SENTIRES

Autor:    Enrique Morales Guerrero

Enrique Morales Guerrero


QUIMERAS


 

Mi madre tiene noventa y dos años y mi padre noventa y ocho, están sentados en sus mecedoras de siempre, sus rostros libres respirando el aire puro de la mañana, escuchan y entienden todo perfectamente, se puede charlar con ellos sobre cualquier asunto de la vida; condición que aprovechábamos para seguir aprendiendo de sus sabios consejos.

 

El sol empezaba a soltar sus primeros rayos de luz, matizados con los cantos de los pájaros que saltaban alegres entre el follaje de los árboles y las matas del jardín.
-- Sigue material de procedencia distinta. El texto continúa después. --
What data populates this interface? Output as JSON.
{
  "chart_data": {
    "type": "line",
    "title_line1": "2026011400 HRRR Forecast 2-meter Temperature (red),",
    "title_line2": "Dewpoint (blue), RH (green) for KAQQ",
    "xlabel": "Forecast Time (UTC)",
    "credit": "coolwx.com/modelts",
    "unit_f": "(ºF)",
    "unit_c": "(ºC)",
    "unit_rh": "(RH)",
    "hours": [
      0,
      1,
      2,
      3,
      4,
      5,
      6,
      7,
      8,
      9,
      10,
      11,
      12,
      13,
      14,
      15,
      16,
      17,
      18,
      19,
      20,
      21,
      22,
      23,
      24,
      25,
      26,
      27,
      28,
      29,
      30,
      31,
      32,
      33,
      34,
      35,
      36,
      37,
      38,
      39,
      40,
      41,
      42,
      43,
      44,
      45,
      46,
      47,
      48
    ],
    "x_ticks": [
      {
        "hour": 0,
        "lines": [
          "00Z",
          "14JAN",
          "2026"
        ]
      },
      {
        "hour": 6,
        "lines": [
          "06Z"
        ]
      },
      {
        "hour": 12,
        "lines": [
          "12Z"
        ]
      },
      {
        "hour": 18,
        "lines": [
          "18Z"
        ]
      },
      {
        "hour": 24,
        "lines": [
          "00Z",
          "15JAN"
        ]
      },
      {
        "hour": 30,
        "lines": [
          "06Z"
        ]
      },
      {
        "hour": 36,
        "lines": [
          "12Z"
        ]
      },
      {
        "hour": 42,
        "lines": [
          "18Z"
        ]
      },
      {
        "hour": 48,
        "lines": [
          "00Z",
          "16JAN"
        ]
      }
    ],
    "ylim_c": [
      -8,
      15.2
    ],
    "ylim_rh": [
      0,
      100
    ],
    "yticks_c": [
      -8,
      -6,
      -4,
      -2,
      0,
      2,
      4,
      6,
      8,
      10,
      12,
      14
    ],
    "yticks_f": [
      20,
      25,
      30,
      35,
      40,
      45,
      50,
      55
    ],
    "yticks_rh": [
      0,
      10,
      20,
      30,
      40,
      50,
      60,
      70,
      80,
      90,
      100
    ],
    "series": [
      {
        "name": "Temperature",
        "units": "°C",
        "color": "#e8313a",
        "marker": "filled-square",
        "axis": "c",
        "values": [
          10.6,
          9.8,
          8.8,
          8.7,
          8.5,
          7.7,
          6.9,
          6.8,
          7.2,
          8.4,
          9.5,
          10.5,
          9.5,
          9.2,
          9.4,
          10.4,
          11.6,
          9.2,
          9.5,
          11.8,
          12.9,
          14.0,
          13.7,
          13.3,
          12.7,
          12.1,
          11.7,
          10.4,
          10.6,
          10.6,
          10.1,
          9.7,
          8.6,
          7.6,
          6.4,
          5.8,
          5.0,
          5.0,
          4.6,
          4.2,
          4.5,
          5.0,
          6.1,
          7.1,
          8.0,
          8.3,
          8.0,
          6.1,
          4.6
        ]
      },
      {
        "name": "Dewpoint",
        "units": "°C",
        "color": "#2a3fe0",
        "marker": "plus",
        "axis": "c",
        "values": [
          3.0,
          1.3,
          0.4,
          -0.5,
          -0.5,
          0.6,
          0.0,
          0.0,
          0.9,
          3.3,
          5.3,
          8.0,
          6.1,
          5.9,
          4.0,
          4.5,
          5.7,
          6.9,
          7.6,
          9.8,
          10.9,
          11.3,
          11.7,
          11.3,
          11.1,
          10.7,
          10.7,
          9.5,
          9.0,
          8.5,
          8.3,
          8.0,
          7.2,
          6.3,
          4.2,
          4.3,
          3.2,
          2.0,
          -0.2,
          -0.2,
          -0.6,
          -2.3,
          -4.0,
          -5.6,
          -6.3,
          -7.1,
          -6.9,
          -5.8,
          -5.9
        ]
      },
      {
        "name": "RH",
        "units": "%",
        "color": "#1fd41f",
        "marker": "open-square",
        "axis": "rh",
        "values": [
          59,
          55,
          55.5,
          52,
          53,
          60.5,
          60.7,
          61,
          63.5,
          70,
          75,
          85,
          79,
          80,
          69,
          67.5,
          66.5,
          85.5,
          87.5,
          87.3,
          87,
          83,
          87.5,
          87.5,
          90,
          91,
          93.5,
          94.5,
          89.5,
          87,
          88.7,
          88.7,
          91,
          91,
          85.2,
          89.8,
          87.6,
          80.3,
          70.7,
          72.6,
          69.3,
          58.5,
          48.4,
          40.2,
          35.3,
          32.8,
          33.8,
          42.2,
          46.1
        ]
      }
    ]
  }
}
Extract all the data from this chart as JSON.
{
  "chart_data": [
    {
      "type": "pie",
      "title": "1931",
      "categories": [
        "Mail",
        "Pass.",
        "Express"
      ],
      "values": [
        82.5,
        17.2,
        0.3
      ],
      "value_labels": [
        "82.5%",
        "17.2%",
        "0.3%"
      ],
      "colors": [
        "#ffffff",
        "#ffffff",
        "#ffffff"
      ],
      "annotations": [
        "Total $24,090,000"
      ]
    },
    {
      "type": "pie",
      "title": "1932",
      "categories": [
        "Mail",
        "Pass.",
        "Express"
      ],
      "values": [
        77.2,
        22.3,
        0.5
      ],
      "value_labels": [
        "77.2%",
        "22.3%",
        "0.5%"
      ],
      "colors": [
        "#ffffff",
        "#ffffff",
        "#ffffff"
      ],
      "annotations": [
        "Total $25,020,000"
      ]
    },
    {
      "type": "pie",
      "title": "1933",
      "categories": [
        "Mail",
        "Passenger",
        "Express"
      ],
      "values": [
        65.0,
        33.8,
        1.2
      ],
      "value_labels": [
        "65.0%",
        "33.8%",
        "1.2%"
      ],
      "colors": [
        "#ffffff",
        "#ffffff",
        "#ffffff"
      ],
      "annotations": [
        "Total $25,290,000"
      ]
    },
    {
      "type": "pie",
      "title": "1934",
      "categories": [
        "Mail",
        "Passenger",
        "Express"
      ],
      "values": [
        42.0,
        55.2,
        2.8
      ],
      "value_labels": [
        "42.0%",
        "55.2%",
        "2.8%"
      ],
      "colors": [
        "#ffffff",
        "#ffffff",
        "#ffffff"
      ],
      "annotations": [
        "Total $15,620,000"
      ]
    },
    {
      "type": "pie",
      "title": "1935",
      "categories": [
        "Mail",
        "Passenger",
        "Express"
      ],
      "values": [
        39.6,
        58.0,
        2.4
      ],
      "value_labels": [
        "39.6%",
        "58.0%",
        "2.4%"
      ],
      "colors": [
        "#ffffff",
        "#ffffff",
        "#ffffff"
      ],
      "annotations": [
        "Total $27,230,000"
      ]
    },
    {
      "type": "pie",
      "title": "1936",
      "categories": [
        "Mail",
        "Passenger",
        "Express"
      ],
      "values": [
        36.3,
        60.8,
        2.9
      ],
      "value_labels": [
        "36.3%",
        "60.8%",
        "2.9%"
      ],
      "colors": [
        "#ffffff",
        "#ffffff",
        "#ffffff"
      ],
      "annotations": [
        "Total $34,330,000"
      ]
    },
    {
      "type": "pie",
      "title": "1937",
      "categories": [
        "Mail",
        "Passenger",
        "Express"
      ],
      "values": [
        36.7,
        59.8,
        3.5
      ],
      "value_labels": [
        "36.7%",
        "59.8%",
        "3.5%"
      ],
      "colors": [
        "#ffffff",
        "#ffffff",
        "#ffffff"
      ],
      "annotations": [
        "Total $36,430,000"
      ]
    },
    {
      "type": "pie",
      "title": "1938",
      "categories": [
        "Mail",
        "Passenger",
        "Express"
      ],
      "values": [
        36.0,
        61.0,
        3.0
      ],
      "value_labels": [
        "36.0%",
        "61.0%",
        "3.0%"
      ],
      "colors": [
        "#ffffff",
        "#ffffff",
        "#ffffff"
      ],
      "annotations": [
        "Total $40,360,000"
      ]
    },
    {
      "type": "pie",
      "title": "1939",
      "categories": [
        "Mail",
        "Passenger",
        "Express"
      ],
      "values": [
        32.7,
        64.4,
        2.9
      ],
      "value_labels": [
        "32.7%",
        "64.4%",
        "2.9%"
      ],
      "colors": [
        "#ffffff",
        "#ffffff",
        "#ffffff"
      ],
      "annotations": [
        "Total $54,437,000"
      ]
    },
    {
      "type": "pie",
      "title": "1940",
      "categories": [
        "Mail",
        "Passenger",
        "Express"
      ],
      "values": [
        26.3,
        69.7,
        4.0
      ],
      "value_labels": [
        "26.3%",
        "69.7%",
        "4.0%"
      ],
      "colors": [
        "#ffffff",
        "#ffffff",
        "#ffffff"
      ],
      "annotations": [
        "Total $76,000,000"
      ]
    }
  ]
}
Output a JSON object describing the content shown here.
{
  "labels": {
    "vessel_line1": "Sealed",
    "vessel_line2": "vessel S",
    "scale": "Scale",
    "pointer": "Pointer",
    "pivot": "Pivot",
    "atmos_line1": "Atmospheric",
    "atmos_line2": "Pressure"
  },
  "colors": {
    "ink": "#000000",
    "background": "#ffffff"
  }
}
En el fondo del patio, vi a mi hijo varón mayor, quien, a veces, se ausentaba por algún tiempo de la casa sin darnos razones del motivo de su ausencia; lo importante era que estaba ahí acompañándonos de nuevo, yo me sentí contento por su regreso a pesar de la incertidumbre sobre su próximo viaje a cualquier lugar y en cualquier tiempo indeterminados. Lo acompañaba mi hermano mayor, sí, era él, mi hermano mayor, a pesar de que también llevaba largo tiempo ausente, sin ninguna noticia de su vida; era él, aunque su apariencia se veía un poco borrosa, tal vez por efecto del velo de la mañana que aún persistía. Estaban sembrando algunos granos de maíz y trocitos de tallos de yuca aprovechando el regreso de las primeras lluvias de abril. Otro de mis hermanos agradaba a mi madre cuidando su jardín, podaba y acicalaba las matas de bonche, de rosas, entre otras apreciadas por ella en ese lugar donde recreaba su espíritu y por el que tantas veces caminó plena de esperanzas contemplando las flores.

 

Algunas partes de la casa presentaban ciertos cambios, como el sitio donde mis padres están, pero conservaban varios detalles de la vieja estructura, por lo que se vivía el ambiente familiar de tantos años. Los viejos hablaban entre ellos, pero ahora no podía captar con claridad lo que se decían, que, a juzgar por el aspecto de sus caras, se trataba de cosas agradables. Miré al fondo del patio, en el espacio que hacía de pequeño huerto, no vi a mi hermano ni a mi hijo, tal vez, pensé, se internaron en el monte a buscar algunas ahuyamas y batatas para el desayuno. En segundos, aparecieron dos hombres de apariencia extraña pero, por la manera de andar en el espacio de la casa, se me hicieron familiares, uno de ellos se nos acercó, dijo algo acompañando sus palabras con algunos gestos y desapareció en un instante; el otro entró a la pieza contigua al sitio donde estábamos, pero no apareció como esperaba, por lo que me quedé sin saber qué le ocurrió y de quién se trataba.

 

Quedé muy confundido por lo que estaba presenciando, revisé el lugar donde el segundo hombre desapareció, después caminé rápido, casi corriendo, hacía donde estaban mi hermano y mi hijo; ahí permanecían sus huellas sobre la tierra recién arada. La mañana radiante empezó a opacarse bajo un gran manto grisáceo y tibio que muy pronto se convirtió en un fuerte viento huracanado, “es el sueste”, gritó alguien en la calle del oriente. Me aferré con fuerza a un centenario chitú, en cuestión de segundos la violencia del viento dejó todo aplanado con excepción de algunos árboles robustos, que soportaron los embates de la naturaleza como el que me sirvió de salvación. De inmediato, regresé al sitio donde estaban mis padres, hallé las mecedoras vacías; me sentí solo y extraño en la casa de mi infancia. Me dirigí a la puerta de la entrada principal, en la terraza estaban sentadas varias personas que, al verme, se mostraron indiferentes; entonces, cerré los ojos con fuerza y, al abrirlos, me sorprendió en mi cama la luz del día.

 

Experimenté la tristeza que acompaña el reconocer lo ilusorio de las realidades agradables vividas cuando dormimos; pero, sentí profunda alegría al haber tenido la oportunidad, tantas veces como ahora, de ver a mis seres queridos que ya no están, aunque sólo sea en mis quimeras.